The reward systems of almost-games

Occasionally, interactive experiences with little to no agency will hit the video game scene, and cause uproar.
Firewatch (Campo Santo, 2016) and Danganronpa (Spike Chunsoft, 2010) is but two examples of games that many refer to as “interactive novels”, instead of “games”.
What I intend with this short essay, is not to validate certain games over others, but rather to explore the reward system in such a game.
How do designers keep hold of consumers’ attention, in an experience that has no agency?

Hallford and Hallford (2001) has defined four types of rewards. These are rewards of glory, rewards of sustenance, rewards of access, and rewards of facility.

Rewards of sustenance are defined as items found within the gameworld, that can help prolong your character’s lifespan within the game, such as extra lives or better gear. Rewards of facility, allows a character to level up or acquire new abilities in order to gain an advantage over other players or the system.
Since both Firewatch and Danganronpa follow a strict novel-like format where no harm can ever come to the main character – unless said harm is scheduled – both these categories are obsolete.
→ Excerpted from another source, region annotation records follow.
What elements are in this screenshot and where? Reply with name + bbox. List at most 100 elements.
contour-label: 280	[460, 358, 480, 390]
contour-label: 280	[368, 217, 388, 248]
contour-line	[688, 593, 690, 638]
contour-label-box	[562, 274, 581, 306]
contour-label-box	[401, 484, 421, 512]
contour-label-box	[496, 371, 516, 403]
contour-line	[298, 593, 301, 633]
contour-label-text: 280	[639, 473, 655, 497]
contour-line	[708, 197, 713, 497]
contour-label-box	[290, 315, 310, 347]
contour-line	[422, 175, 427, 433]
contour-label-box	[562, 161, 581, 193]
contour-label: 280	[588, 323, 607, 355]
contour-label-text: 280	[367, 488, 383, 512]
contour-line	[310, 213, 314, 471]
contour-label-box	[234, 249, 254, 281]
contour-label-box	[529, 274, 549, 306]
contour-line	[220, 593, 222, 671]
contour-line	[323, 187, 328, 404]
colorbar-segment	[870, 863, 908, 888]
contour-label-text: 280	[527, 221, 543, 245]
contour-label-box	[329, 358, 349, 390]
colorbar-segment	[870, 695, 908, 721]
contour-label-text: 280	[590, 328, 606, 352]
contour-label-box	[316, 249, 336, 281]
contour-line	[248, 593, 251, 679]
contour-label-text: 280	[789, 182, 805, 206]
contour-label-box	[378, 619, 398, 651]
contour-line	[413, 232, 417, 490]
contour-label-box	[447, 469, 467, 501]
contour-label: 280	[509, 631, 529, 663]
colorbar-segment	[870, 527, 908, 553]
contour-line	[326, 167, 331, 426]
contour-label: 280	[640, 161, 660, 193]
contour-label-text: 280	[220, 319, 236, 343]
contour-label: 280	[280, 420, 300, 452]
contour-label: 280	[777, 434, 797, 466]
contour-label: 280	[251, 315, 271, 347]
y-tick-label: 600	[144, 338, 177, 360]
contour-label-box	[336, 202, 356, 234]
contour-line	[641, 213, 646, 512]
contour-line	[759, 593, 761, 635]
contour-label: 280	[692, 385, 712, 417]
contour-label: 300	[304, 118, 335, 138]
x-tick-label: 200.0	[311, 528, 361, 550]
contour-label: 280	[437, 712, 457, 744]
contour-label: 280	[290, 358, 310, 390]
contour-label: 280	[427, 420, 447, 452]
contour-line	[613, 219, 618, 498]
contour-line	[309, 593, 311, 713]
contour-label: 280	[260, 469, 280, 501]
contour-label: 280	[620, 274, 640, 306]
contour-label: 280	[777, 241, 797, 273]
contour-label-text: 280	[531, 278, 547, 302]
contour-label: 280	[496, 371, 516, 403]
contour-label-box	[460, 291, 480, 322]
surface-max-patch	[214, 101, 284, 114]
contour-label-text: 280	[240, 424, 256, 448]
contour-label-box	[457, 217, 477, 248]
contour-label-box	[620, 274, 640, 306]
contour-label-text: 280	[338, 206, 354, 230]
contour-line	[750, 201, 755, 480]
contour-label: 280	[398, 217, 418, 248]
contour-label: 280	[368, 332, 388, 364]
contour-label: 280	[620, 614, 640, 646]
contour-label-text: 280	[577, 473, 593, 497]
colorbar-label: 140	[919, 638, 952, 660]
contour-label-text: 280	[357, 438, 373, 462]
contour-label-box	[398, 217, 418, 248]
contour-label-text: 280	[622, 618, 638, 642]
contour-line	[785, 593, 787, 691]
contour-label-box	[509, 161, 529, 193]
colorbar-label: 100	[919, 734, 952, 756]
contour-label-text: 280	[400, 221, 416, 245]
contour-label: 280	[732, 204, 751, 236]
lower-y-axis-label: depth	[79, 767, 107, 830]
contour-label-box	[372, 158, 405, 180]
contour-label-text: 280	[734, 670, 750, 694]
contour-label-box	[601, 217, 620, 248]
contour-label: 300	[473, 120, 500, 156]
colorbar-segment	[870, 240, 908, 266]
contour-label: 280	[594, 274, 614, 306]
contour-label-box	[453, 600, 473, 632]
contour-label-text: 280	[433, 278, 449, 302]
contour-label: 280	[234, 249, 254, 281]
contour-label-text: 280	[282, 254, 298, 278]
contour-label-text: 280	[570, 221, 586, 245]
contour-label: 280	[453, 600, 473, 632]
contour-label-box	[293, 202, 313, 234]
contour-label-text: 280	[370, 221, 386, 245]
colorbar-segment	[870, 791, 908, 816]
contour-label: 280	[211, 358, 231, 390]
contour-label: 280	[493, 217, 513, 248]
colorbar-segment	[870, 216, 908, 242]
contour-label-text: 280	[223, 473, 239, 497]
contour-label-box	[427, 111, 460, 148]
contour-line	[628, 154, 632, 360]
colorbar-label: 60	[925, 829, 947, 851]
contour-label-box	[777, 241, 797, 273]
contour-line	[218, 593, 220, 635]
One might in that case say, that the experience of playing a strictly progressive and scripted game, is purely based on rewards of glory.
This reward system is defined by Hallford and Hallford as something that doesn’t have any direct impact on the game mechanics, but something the player gathers satisfaction from – and will later discuss in social situations – nonetheless.
Since both Firewatch, Danganronpa, and other games of the format is largely composed of scheduled events and dialogue with no branching storylines, one might say that the entire game is one long reward system of glory.
The player forms a connection with the story and certain characters, and these are the exact events he or she will later on discuss with friends.

The one other important category, is rewards of access. This category is defined as rewarding the player with a new area of the game world to explore.
Firewatch relies purely on the player’s freedom of exploration. In fact, this is the game’s only form of gameplay.
Danganronpa lets the player know far ahead of time that an entire new playing area will be opened up, when a chapter is completed.
As a result, the promise of being able to peek behind the curtains of the game world and explore further, is one of the two main features that actively keeps consumers engaged.

In conclusion, it is clear that even though these games are closer to what many would call interactive novels, the theory of reward-systems defined by Hallford and Hallford still applies, and this is very likely what helps these products overall qualify as games.

 

 

References:

Gazzard, Alison (2011) ‘Unlocking the Gameworld: The Rewards of Space and Time in Videogames’. Game Studies, Volume 11 Issue 1.
Available at: http://gamestudies.org/1101/articles/gazzard_alison (Accessed: 15 October 2017)

Hallford, N. & Hallford, J. (2001) Swords and Circuitry: A designer’s guide to computer role playing games. Premier Press, Incorporated.

 

Ludology:

Campo Santo (2016) Firewatch [Video game] Panic.

Spike Chunsofuto (2010) Danganronpa: Trigger Happy Havoc [Video game] Spike Chunsofuto.